Italy’s Meloni hopes EU ‘understands message’ from voters

Italy's Prime Minister Giorgia Meloni said Saturday she hoped the European Union would understand the "message" sent by voters in last weekend's elections, after far-right parties such as hers made gains.

Italy's Meloni hopes EU 'understands message' from voters

Meloni, head of the post-fascist Brothers of Italy party, which performed particularly well in the vote, urged the EU to “understand the message that has come from European citizens”.

“Because if we want to draw lessons from the vote that everything was fine, I fear it would be a slightly distorted reading,” she told a press conference at the end of a G7 summit in Puglia.

“European citizens are calling for pragmatism, they are calling for an approach that is much less ideological on several major issues,” she said.

Meloni’s right-wing government coalition has vehemently opposed the European Green Deal and wants a harder stance on migration.

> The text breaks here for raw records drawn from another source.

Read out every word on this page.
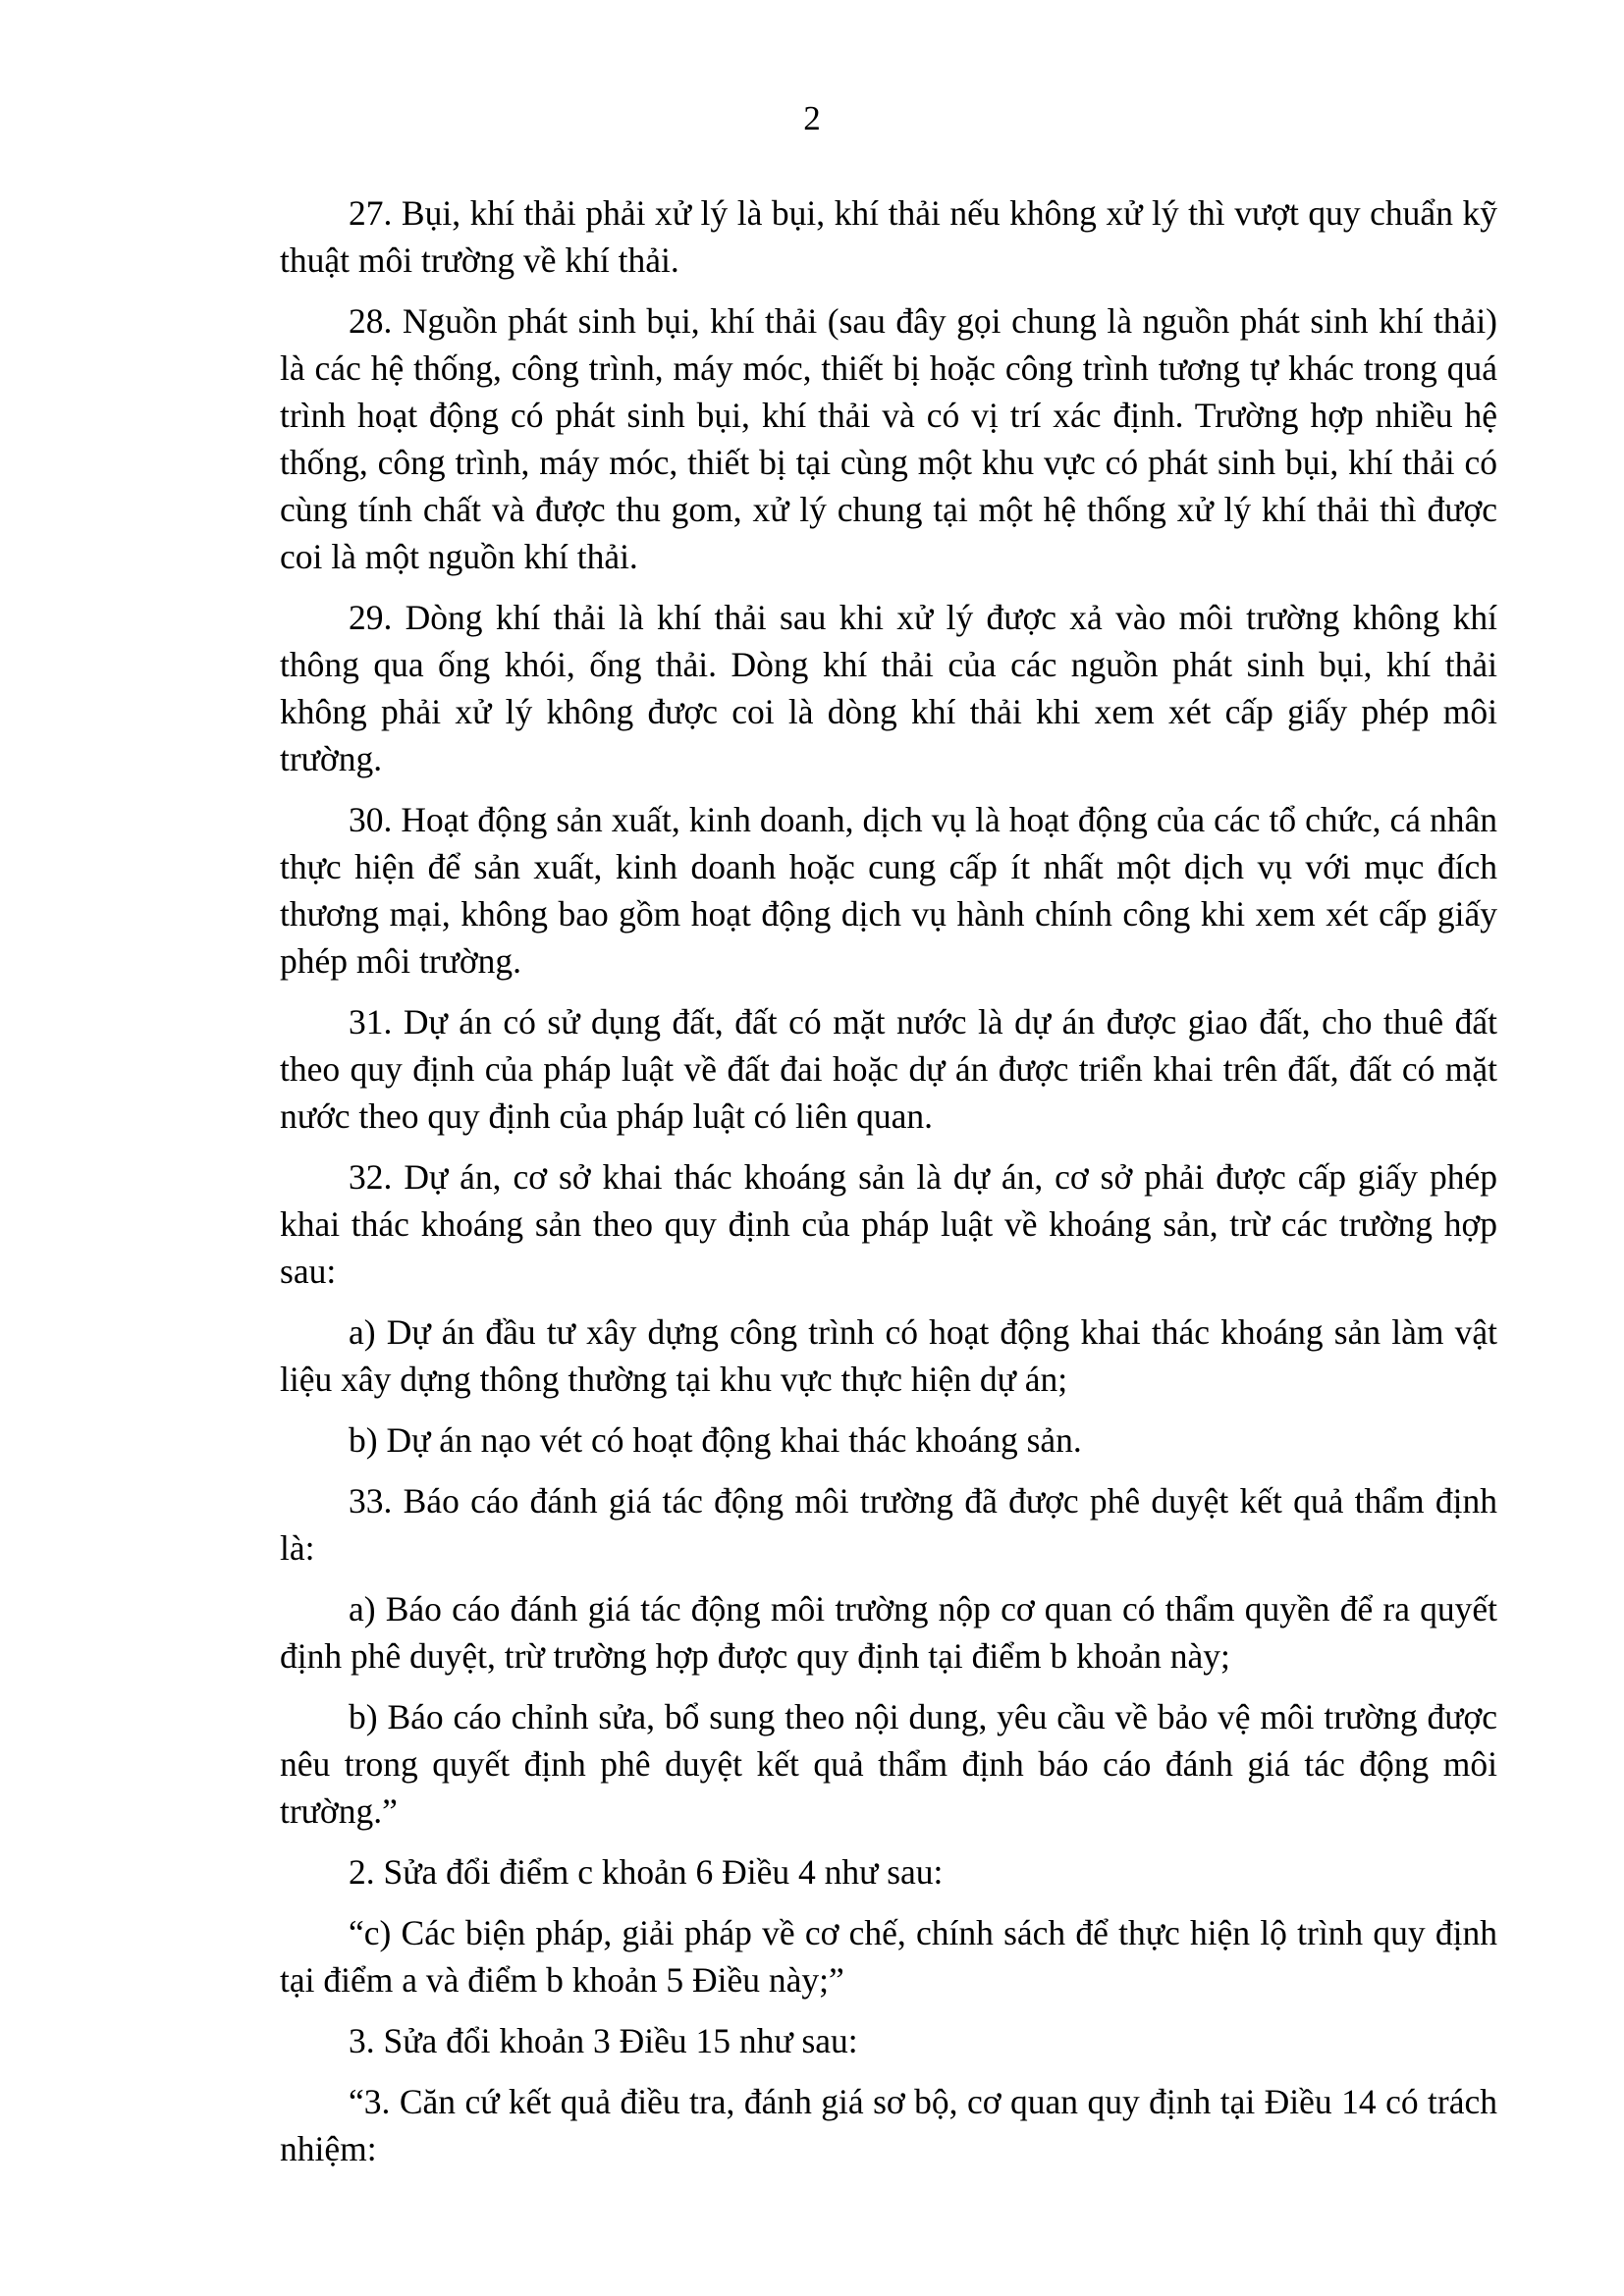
2

27. Bụi, khí thải phải xử lý là bụi, khí thải nếu không xử lý thì vượt quy chuẩn kỹ thuật môi trường về khí thải.

28. Nguồn phát sinh bụi, khí thải (sau đây gọi chung là nguồn phát sinh khí thải) là các hệ thống, công trình, máy móc, thiết bị hoặc công trình tương tự khác trong quá trình hoạt động có phát sinh bụi, khí thải và có vị trí xác định. Trường hợp nhiều hệ thống, công trình, máy móc, thiết bị tại cùng một khu vực có phát sinh bụi, khí thải có cùng tính chất và được thu gom, xử lý chung tại một hệ thống xử lý khí thải thì được coi là một nguồn khí thải.

29. Dòng khí thải là khí thải sau khi xử lý được xả vào môi trường không khí thông qua ống khói, ống thải. Dòng khí thải của các nguồn phát sinh bụi, khí thải không phải xử lý không được coi là dòng khí thải khi xem xét cấp giấy phép môi trường.

30. Hoạt động sản xuất, kinh doanh, dịch vụ là hoạt động của các tổ chức, cá nhân thực hiện để sản xuất, kinh doanh hoặc cung cấp ít nhất một dịch vụ với mục đích thương mại, không bao gồm hoạt động dịch vụ hành chính công khi xem xét cấp giấy phép môi trường.

31. Dự án có sử dụng đất, đất có mặt nước là dự án được giao đất, cho thuê đất theo quy định của pháp luật về đất đai hoặc dự án được triển khai trên đất, đất có mặt nước theo quy định của pháp luật có liên quan.

32. Dự án, cơ sở khai thác khoáng sản là dự án, cơ sở phải được cấp giấy phép khai thác khoáng sản theo quy định của pháp luật về khoáng sản, trừ các trường hợp sau:

a) Dự án đầu tư xây dựng công trình có hoạt động khai thác khoáng sản làm vật liệu xây dựng thông thường tại khu vực thực hiện dự án;

b) Dự án nạo vét có hoạt động khai thác khoáng sản.

33. Báo cáo đánh giá tác động môi trường đã được phê duyệt kết quả thẩm định là:

a) Báo cáo đánh giá tác động môi trường nộp cơ quan có thẩm quyền để ra quyết định phê duyệt, trừ trường hợp được quy định tại điểm b khoản này;

b) Báo cáo chỉnh sửa, bổ sung theo nội dung, yêu cầu về bảo vệ môi trường được nêu trong quyết định phê duyệt kết quả thẩm định báo cáo đánh giá tác động môi trường.”

2. Sửa đổi điểm c khoản 6 Điều 4 như sau:

“c) Các biện pháp, giải pháp về cơ chế, chính sách để thực hiện lộ trình quy định tại điểm a và điểm b khoản 5 Điều này;”

3. Sửa đổi khoản 3 Điều 15 như sau:

“3. Căn cứ kết quả điều tra, đánh giá sơ bộ, cơ quan quy định tại Điều 14 có trách nhiệm:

“Citizens vote for a reason. It seems to me that a message has arrived, and it has arrived clearly,” she said.

EU leaders will meet in Brussels on Monday to negotiate the top jobs, including whether European Commission chief Ursula von der Leyen will get a second term.

Von der Leyen’s centre-right European People’s Party strengthened its grip with the vote, but her reconfirmation is not yet in the bag.

The 65-year-old conservative was in Puglia for the G7 and likely used the summit to put her case to the leaders of France, Germany and Italy.

But Meloni refused to be drawn on whom she is backing.

“We will have a meeting on Monday, we’ll see,” she told journalists.

“We will also see what the evaluations will be on the other top roles,” she said.

Italian political watchers say Meloni is expected to back von der Leyen, but is unlikely to confirm that openly until Rome locks in a deal on commissioner jobs.

“What interests me is that… Italy is recognised for the role it deserves,” she said.

“I will then make my assessments.”

Italian Foreign Minister Antonio Tajani indicated that it was unlikely any decision would be made before the French elections on June 30 and July 7.